My wife finished stitching together the back-of-seat car organizers just in time for the coming weeks of road trips. The trips are looking a bit more manageable now. One will be an eight to nine hour car ride, another four hours and another just three. Hopefully having an organizational tool like these will make the hours of mind numbing Wyoming landscape go by a little easier and the traffic jams heading to southern Colorado will only crush our spirit, not our ability to quickly access a replacement pacifier when the baby inevitably drops one.
Above is the super awesome comic book cover organizer, below the Tardis Van Gogh pattern. Both awesome and I am very proud of my wife for completing the project both quickly and to high quality. When I do a project, it is one or the other. Never both.
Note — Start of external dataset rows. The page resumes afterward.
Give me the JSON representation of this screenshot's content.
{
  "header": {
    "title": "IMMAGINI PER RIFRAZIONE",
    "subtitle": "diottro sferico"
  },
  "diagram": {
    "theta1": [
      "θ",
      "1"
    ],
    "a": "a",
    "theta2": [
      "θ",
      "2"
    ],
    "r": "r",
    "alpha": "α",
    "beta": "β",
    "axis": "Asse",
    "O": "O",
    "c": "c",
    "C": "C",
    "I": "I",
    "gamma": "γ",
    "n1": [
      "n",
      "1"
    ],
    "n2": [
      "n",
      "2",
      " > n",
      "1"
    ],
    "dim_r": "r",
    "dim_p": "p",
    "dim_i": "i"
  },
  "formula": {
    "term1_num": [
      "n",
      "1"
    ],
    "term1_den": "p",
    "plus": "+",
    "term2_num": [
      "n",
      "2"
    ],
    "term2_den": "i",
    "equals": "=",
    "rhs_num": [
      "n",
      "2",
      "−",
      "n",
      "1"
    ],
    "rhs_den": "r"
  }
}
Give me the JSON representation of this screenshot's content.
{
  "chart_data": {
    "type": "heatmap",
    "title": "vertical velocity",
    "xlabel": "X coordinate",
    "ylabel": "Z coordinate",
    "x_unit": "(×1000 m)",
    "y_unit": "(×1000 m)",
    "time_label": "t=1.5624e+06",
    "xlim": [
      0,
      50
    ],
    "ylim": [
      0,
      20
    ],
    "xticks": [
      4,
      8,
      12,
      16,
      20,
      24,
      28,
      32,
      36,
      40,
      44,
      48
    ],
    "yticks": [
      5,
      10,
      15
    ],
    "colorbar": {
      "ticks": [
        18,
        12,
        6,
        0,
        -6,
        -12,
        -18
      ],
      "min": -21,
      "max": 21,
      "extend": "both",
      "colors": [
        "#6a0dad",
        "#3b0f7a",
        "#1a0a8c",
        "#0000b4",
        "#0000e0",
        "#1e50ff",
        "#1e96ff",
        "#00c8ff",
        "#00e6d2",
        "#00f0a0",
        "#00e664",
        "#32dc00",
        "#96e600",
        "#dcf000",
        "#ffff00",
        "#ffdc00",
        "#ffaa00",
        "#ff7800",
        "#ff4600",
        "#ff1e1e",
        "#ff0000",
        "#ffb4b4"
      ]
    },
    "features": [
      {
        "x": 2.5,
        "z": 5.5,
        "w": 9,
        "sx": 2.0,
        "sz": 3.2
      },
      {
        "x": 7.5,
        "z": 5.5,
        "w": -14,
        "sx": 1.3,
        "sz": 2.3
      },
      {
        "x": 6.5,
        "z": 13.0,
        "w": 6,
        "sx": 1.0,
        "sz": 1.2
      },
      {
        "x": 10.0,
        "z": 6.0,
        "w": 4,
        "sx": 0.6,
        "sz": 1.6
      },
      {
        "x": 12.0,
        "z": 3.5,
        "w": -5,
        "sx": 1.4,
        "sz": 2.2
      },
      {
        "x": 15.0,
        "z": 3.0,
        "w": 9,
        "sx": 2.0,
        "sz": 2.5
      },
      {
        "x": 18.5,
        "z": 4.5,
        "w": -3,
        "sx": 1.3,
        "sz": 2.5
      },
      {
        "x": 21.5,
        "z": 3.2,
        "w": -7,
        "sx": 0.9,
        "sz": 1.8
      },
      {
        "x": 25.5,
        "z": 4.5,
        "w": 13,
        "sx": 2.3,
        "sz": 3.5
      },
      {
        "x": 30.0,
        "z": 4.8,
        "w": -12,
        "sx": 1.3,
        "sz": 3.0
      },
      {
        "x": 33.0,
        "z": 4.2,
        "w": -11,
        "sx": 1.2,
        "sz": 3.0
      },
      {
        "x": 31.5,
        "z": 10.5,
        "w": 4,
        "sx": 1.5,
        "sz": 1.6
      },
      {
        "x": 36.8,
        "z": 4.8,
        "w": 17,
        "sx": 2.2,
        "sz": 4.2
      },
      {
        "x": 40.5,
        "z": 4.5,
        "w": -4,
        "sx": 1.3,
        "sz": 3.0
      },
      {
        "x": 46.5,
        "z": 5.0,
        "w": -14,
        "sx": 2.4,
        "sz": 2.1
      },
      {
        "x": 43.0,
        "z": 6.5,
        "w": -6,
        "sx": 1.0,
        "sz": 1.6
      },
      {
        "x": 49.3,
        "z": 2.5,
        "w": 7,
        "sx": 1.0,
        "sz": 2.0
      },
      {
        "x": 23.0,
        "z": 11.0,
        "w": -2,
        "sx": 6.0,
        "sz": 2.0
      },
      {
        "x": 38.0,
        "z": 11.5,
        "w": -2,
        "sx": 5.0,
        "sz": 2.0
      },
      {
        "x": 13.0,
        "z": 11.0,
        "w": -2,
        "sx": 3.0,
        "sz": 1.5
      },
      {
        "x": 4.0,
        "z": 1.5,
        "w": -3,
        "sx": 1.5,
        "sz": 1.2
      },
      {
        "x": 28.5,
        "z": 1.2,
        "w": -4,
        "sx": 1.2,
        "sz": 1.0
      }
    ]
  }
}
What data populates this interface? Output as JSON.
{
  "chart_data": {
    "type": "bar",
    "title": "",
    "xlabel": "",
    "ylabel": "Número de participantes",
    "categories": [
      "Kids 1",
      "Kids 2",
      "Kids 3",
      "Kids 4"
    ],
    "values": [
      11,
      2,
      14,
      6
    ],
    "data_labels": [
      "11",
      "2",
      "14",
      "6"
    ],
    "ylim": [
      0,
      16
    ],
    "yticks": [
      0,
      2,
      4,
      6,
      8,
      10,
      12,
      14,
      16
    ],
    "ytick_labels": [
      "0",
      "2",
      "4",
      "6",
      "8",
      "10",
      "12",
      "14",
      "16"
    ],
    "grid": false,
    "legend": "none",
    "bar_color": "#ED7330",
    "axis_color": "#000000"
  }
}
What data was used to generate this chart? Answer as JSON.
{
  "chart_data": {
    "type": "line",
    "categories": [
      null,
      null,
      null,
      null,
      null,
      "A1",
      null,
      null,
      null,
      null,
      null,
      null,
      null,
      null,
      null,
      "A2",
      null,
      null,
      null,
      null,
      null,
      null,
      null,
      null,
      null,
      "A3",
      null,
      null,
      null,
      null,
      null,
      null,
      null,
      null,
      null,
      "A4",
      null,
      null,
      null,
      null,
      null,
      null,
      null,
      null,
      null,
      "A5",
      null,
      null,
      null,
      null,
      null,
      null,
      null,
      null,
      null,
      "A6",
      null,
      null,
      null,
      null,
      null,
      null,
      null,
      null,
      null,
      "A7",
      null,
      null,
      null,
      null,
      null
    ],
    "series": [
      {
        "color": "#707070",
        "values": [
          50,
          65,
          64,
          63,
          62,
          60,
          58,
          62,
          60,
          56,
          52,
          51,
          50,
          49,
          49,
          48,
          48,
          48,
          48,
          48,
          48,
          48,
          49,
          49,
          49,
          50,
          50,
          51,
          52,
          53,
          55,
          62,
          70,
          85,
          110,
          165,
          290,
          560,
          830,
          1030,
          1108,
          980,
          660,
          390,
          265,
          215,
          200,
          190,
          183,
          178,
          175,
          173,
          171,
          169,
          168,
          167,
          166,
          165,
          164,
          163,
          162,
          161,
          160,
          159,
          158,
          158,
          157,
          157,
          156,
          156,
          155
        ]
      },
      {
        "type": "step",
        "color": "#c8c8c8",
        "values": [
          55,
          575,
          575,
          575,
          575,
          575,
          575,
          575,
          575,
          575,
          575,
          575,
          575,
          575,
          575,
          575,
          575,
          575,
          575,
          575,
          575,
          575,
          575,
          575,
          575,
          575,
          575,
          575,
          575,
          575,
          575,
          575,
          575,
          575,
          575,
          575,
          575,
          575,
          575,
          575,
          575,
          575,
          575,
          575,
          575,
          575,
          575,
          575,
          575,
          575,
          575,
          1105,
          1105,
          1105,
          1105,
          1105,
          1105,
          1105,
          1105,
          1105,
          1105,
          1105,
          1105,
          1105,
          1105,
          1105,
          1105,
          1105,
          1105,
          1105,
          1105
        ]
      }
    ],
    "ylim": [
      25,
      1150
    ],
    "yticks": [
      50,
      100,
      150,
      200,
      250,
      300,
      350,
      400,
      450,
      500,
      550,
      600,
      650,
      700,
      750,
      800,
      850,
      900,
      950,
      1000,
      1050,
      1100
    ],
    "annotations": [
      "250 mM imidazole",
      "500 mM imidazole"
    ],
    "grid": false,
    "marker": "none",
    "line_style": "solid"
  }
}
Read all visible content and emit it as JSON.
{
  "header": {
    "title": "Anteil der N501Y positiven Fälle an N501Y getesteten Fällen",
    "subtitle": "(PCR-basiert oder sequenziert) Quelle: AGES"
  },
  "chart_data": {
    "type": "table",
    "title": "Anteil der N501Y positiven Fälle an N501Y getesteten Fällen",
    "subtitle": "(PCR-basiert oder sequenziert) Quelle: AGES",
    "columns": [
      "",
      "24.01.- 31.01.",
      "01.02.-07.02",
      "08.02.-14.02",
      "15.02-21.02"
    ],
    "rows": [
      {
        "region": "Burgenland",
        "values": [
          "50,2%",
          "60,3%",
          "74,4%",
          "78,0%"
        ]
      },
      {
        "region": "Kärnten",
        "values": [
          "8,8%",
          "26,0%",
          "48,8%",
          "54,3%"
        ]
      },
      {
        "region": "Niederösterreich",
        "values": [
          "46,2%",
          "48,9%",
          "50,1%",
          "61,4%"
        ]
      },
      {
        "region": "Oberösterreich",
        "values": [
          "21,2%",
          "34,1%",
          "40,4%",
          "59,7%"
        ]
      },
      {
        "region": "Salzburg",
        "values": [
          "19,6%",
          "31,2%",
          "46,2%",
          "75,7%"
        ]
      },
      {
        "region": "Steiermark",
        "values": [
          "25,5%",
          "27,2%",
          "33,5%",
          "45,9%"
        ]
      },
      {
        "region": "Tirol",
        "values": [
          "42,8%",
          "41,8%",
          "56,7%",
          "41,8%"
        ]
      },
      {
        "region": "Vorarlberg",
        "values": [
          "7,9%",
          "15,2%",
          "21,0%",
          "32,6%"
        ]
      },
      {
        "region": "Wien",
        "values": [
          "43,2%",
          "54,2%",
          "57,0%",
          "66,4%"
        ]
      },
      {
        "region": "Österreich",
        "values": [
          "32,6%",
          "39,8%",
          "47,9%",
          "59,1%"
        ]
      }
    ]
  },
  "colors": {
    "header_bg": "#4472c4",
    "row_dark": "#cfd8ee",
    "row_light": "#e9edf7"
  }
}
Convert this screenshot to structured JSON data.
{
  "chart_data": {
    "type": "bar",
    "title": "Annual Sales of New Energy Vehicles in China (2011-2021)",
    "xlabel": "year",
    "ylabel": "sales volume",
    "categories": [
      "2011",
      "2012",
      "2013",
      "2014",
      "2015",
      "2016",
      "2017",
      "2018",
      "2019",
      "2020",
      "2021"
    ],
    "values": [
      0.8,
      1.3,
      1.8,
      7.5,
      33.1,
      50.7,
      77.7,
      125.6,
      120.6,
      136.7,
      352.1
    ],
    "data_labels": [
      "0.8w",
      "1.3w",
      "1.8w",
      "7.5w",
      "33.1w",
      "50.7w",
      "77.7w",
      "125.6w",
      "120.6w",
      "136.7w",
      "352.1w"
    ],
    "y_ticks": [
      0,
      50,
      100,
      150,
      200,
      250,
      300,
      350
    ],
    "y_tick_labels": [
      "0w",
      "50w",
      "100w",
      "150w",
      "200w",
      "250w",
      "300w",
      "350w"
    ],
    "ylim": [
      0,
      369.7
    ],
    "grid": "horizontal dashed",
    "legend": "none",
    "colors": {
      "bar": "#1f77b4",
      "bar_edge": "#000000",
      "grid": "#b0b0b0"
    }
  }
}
In the practical use of the organizers (for the older kid anyway) we have needed to adopt some new rules in the car. Namely, no more shoes. Children’s shoes seem to always be covered in mud or have some sort of pebbles or thorns stuck in them. I do not know where any of this comes from. Some things have no explanation.
In enforcement of these rules on a trip to the in-laws place this weekend, my wife turned back to my oldest son and said, “Hey remember the rule. You don’t want to slime your bag, bug.”
I laughed the rest of the trip and have brought the phrase into conversation many times this weekend.
“You’ll slime your bag, bug” makes no damn sense. There is not one pairing of words that makes the phrase make sense in English. To the passing listener, my wife’s words may as well have been the ramblings of someone experiencing a stroke. The oldest kid instantly kicked his shoes off and said “ok mom”.
Why? Why in the world does the kid understand these words? Because parent slang exists. Sometimes my wife and I will use words that do not exactly compute in the kid’s head so we have to change the phrase to something more within his realm of experience. Slime is messy, messes are dirty. Bag is easier to understand that “back-of-seat organizer.” And bug is nickname (I used to switch between saying ‘big guy’ and ‘buddy’ mid sentence, so he became buggy then bug. Soon, our laziness will result in him simply being ug and then uuuuu. Then he’ll be a teenager and it’ll be uuuuuggggghhhhh. The future is going to be awesome).
The phrase meant “You will make a mess on your new organizer, First Born son, do not continue on your current path.” But it smelled of Point Break surfer terms and it was hilarious.
Do you have any phrases that only make sense to your kids?